The Velodrome contains 6,000 seats in both Olympic and Legacy modes and responds to both contexts in an appropriate manner with minimal transformation. The upper and lower seating tiers are split by the main public circulation concourse which forms the main point of entry into the arena and allows spectators to maintain contact with the action on the track as they circulate around the building. The concourse is fully glazed to allow views both into and out of the building. It also helps to visually separate the Western Red Cedar clad upper bowl from the ground floor back of house accommodation which is largely hidden behind the landscaped earth berms that form a visual plinth at the East and West ends of the building.
Raising the Roof
A striking, doubly-curved roof shape evolved as the form which would best answer the Velodrome’s needs. The saddle-shaped roof ‘shrink wraps’ the building around the track, minimising the interior volume and in turn reducing heating and cooling requirements.
From the outset, a cable net structure was the preferred choice as it lends itself perfectly to the shape and span, providing a combination of strength and lightness. At the same time, it is quick to erect and provides construction safety advantages over other more traditional forms.
Typically, a cable net roof works in a similar manner to a tennis racquet, with a grid of cables kept in tension by a large compression ring at the perimeter. The benefit is that this forms a self-contained structure separated from whatever is below. However, what is gained by having the lightweight net is offset by the heavy perimeter ring.
This presented a major design challenge: the desire to use as little material as possible, combined with the graceful lines of the building form, required a roof design that could dispense with the need for a large perimeter ring truss. In answer, the roof was rigidly fixed to the top of the steel upper seating bowl so that the entire building – right down to the foundations – contributes to keep the cables taut. Whilst appearing as a simple move, the behaviour of the system becomes much more complex to assess. But by this means, only a small ring truss was needed, saving hundreds of tonnes of steel and allowing a crisp interface between roof and inclined timber facades.
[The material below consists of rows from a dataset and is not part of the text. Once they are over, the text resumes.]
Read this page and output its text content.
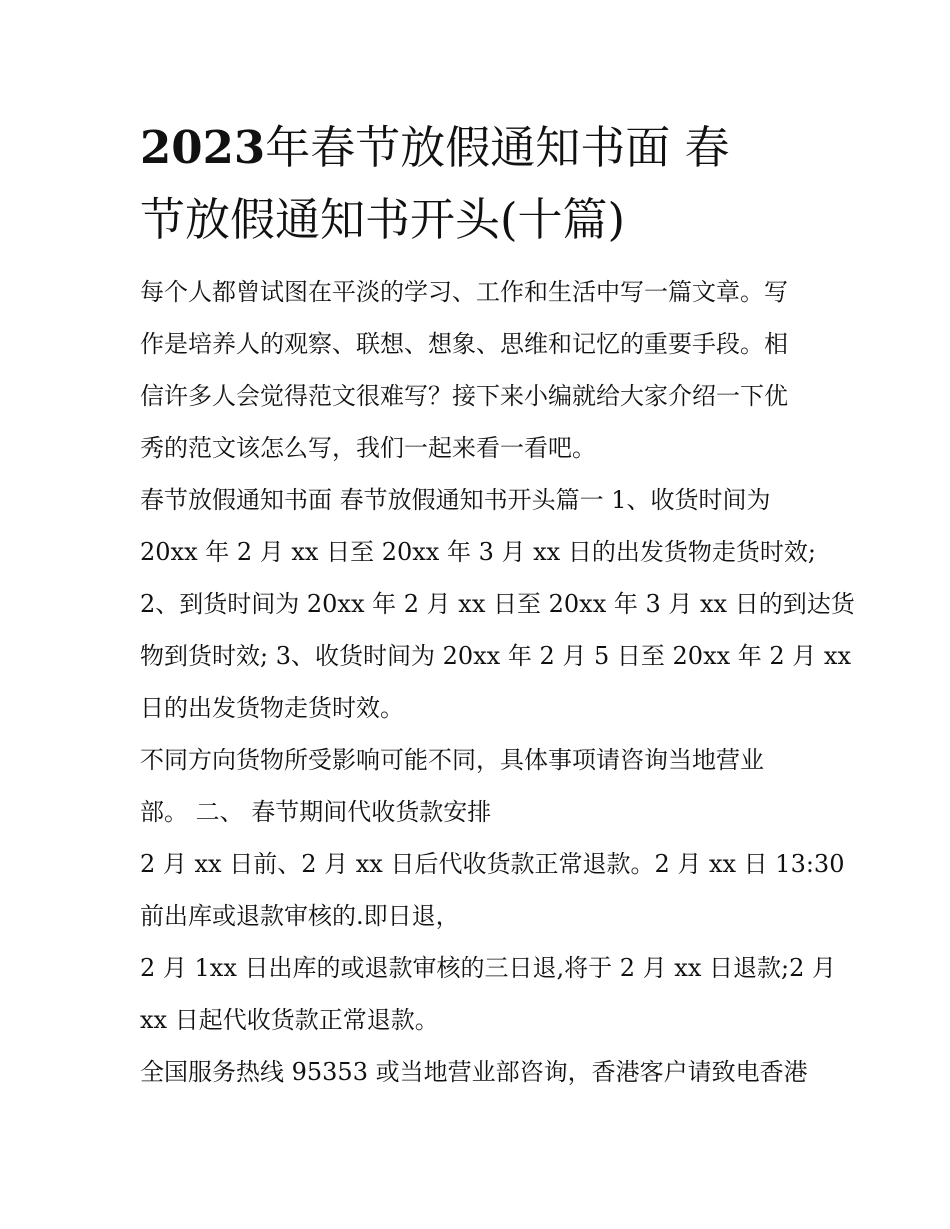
2023年春节放假通知书面 春
节放假通知书开头(十篇)

每个人都曾试图在平淡的学习、工作和生活中写一篇文章。写

作是培养人的观察、联想、想象、思维和记忆的重要手段。相

信许多人会觉得范文很难写？接下来小编就给大家介绍一下优

秀的范文该怎么写，我们一起来看一看吧。

春节放假通知书面 春节放假通知书开头篇一 1、收货时间为

20xx 年 2 月 xx 日至 20xx 年 3 月 xx 日的出发货物走货时效;

2、到货时间为 20xx 年 2 月 xx 日至 20xx 年 3 月 xx 日的到达货

物到货时效; 3、收货时间为 20xx 年 2 月 5 日至 20xx 年 2 月 xx

日的出发货物走货时效。

不同方向货物所受影响可能不同，具体事项请咨询当地营业

部。 二、 春节期间代收货款安排

2 月 xx 日前、2 月 xx 日后代收货款正常退款。2 月 xx 日 13:30

前出库或退款审核的.即日退，

2 月 1xx 日出库的或退款审核的三日退,将于 2 月 xx 日退款;2 月

xx 日起代收货款正常退款。

全国服务热线 95353 或当地营业部咨询，香港客户请致电香港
The 36mm diameter cables were prefabricated in Germany and delivered to site in rolls. The net was assembled whilst at ground level: the 140 cables were draped across the infield and seating tiers and forged steel nodes clamped the pairs of cables together at each crossing point. In a sequence of operations lasting three weeks, the 13,000m2 cable net was first lifted up into position and then stretched taut.
Timber panels were used to infill the spaces between cables, being lightweight, readily prefabricated, having low embodied carbon and being structurally appropriate for the span. The underside was finished in a birch-faced ply, meaning that the internal finish was integral to the panel. A thick layer of insulation was installed on the top of the panels, which itself was topped by the aluminium cladding visible from outside.